|February 28, 2009||Posted by Martin Ralya|
As a GM, I used to struggle with player backgrounds and PC complexity. I thought that every PC needed to be extensively plotted out down to the tiniest detail, and ignored the fact that many players don’t enjoy doing this.
Once I took off my blinders and looked at things from a different perspective — and once I’d seen for myself how enjoyable PCs who start off simple could be — this hangup fell by the wayside.
Because just as pressuring your players to write lengthy backstories doesn’t tend to end well, forcing them to start a campaign with a complex character isn’t the right approach either.

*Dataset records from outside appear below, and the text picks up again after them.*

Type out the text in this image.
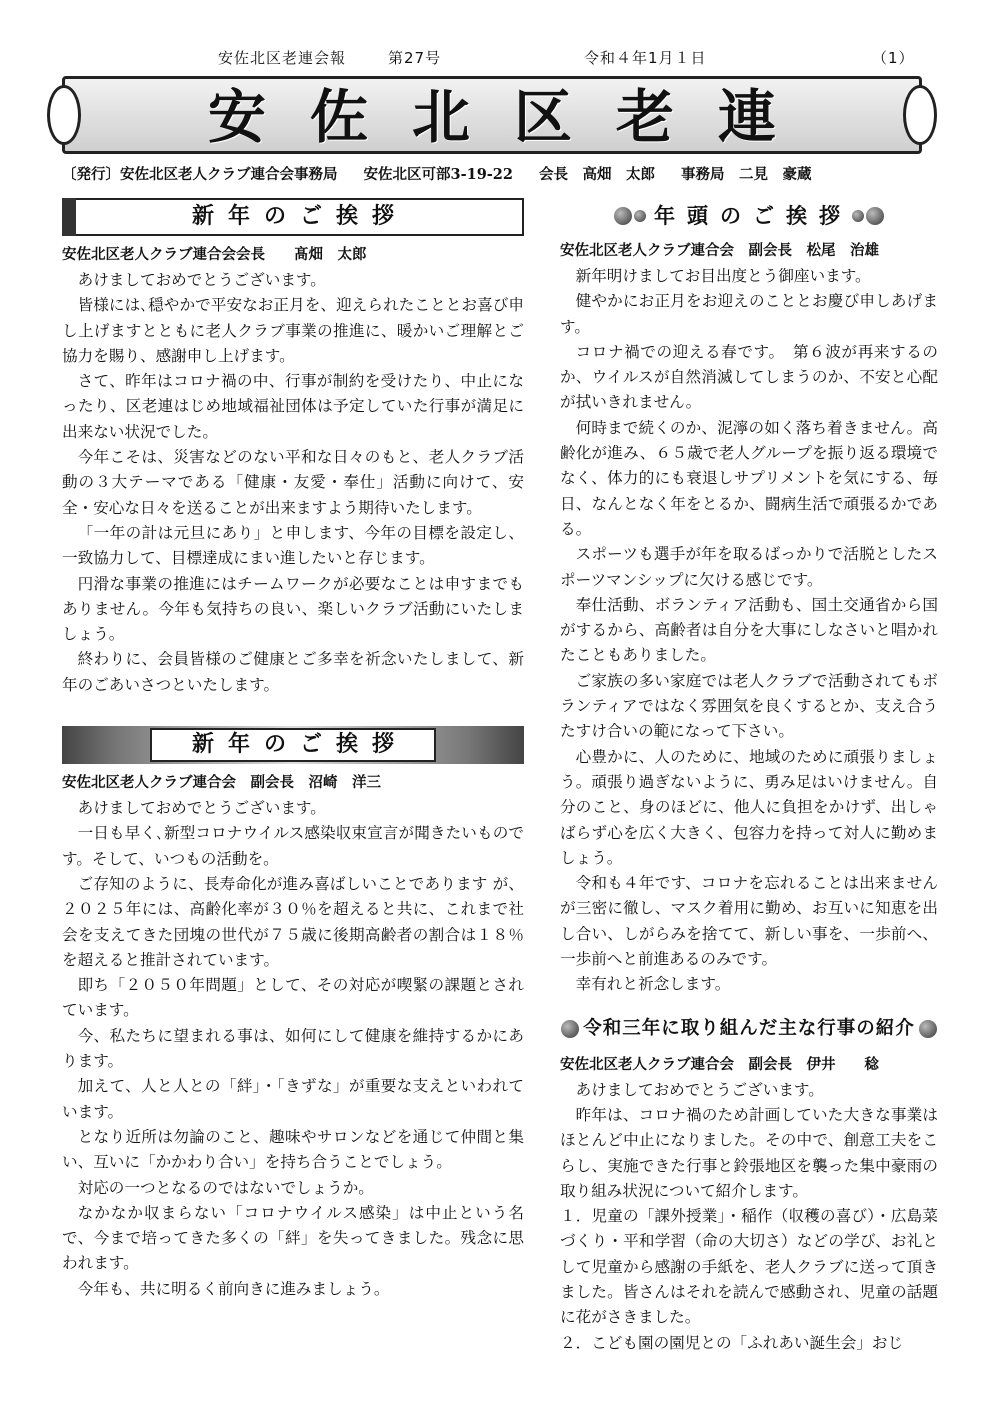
安佐北区老連会報	第27号	令和４年1月１日	（1）
安佐北区老連
〔発行〕安佐北区老人クラブ連合会事務局 安佐北区可部3-19-22 会長　高畑　太郎 事務局　二見　豪蔵
新年のご挨拶

安佐北区老人クラブ連合会会長　　髙畑　太郎

あけましておめでとうございます。

皆様には､穏やかで平安なお正月を、迎えられたこととお喜び申し上げますとともに老人クラブ事業の推進に、暖かいご理解とご協力を賜り、感謝申し上げます。

さて、昨年はコロナ禍の中、行事が制約を受けたり、中止になったり、区老連はじめ地域福祉団体は予定していた行事が満足に出来ない状況でした。

今年こそは、災害などのない平和な日々のもと、老人クラブ活動の３大テーマである「健康・友愛・奉仕」活動に向けて、安全・安心な日々を送ることが出来ますよう期待いたします。

「一年の計は元旦にあり」と申します、今年の目標を設定し、一致協力して、目標達成にまい進したいと存じます。

円滑な事業の推進にはチームワークが必要なことは申すまでもありません。今年も気持ちの良い、楽しいクラブ活動にいたしましょう。

終わりに、会員皆様のご健康とご多幸を祈念いたしまして、新年のごあいさつといたします。

新年のご挨拶

安佐北区老人クラブ連合会　副会長　沼崎　洋三

あけましておめでとうございます。

一日も早く､新型コロナウイルス感染収束宣言が聞きたいものです。そして、いつもの活動を。

ご存知のように、長寿命化が進み喜ばしいことであります が、２０２５年には、高齢化率が３０％を超えると共に、これまで社会を支えてきた団塊の世代が７５歳に後期高齢者の割合は１８％を超えると推計されています。

即ち「２０５０年問題」として、その対応が喫緊の課題とされています。

今、私たちに望まれる事は、如何にして健康を維持するかにあります。

加えて、人と人との「絆」・「きずな」が重要な支えといわれています。

となり近所は勿論のこと、趣味やサロンなどを通じて仲間と集い、互いに「かかわり合い」を持ち合うことでしょう。

対応の一つとなるのではないでしょうか。

なかなか収まらない「コロナウイルス感染」は中止という名で、今まで培ってきた多くの「絆」を失ってきました。残念に思われます。

今年も、共に明るく前向きに進みましょう。

年頭のご挨拶

安佐北区老人クラブ連合会　副会長　松尾　治雄

新年明けましてお目出度とう御座います。

健やかにお正月をお迎えのこととお慶び申しあげます。

コロナ禍での迎える春です。　第６波が再来するのか、ウイルスが自然消滅してしまうのか、不安と心配が拭いきれません。

何時まで続くのか、泥濘の如く落ち着きません。高齢化が進み、６５歳で老人グループを振り返る環境でなく、体力的にも衰退しサプリメントを気にする、毎日、なんとなく年をとるか、闘病生活で頑張るかである。

スポーツも選手が年を取るばっかりで活脱としたスポーツマンシップに欠ける感じです。

奉仕活動、ボランティア活動も、国土交通省から国がするから、高齢者は自分を大事にしなさいと唱かれたこともありました。

ご家族の多い家庭では老人クラブで活動されてもボランティアではなく雰囲気を良くするとか、支え合うたすけ合いの範になって下さい。

心豊かに、人のために、地域のために頑張りましょう。頑張り過ぎないように、勇み足はいけません。自分のこと、身のほどに、他人に負担をかけず、出しゃばらず心を広く大きく、包容力を持って対人に勤めましょう。

令和も４年です、コロナを忘れることは出来ませんが三密に徹し、マスク着用に勤め、お互いに知恵を出し合い、しがらみを捨てて、新しい事を、一歩前へ、一歩前へと前進あるのみです。

幸有れと祈念します。

令和三年に取り組んだ主な行事の紹介

安佐北区老人クラブ連合会　副会長　伊井　　稔

あけましておめでとうございます。

昨年は、コロナ禍のため計画していた大きな事業はほとんど中止になりました。その中で、創意工夫をこらし、実施できた行事と鈴張地区を襲った集中豪雨の取り組み状況について紹介します。

１．児童の「課外授業」・稲作（収穫の喜び）・広島菜づくり・平和学習（命の大切さ）などの学び、お礼として児童から感謝の手紙を、老人クラブに送って頂きました。皆さんはそれを読んで感動され、児童の話題に花がさきました。

２．こども園の園児との「ふれあい誕生会」おじ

Sometimes, the most enjoyable player characters are those who start out as light sketches — little more than a handful of ideas and a dash of personality that someone thought would be fun to explore during play — and then become more and more complex and nuanced as the game progresses.
In other words: When it comes to player characters, emerging complexity is a fine approach.

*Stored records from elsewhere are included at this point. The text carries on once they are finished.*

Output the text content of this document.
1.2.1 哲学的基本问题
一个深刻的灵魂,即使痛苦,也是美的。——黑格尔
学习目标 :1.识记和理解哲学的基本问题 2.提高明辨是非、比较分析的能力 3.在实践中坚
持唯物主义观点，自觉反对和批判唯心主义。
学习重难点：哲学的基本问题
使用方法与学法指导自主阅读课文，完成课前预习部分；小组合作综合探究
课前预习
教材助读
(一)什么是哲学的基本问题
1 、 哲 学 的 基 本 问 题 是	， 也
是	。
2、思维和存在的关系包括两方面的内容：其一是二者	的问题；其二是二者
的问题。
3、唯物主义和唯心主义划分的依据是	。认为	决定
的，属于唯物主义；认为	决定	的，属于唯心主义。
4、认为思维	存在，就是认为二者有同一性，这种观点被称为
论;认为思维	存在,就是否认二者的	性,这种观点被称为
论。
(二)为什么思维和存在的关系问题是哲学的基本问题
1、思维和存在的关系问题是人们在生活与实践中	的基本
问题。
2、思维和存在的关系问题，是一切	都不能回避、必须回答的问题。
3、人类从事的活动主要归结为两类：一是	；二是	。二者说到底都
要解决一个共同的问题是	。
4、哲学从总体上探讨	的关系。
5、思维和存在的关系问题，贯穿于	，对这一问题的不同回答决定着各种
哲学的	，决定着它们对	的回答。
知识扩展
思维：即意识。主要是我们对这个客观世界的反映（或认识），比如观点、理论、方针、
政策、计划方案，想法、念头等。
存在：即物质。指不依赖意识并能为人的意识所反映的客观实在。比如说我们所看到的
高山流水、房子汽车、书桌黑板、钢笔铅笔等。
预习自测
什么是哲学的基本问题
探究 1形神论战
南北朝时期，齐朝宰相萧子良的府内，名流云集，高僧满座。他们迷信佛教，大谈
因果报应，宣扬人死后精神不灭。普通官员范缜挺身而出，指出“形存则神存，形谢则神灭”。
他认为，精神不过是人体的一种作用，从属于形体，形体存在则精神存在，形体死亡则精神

The next time one of your players shows up for the first session of a new campaign with a simple PC concept and little to no backstory, make sure that they did so by choice (and not out of frustration, or because of writer’s block), and then just roll with it.
If there are specific things you need to know, ask for them (just don’t ask for too much at this stage) — but apart from that, let sketched-out characters like this evolve during play. Offering to help your players hone their PCs before the game is always a good idea; just don’t be offended if they don’t need help.
You’ll find that quite often these characters end up being more interesting — and even more complex — than those who started off fully developed, complete with massive backstories. It’s easy to paint yourself into a corner with an over-developed starting PC; one of the nice things about starting with less is that it leaves lots of room for more.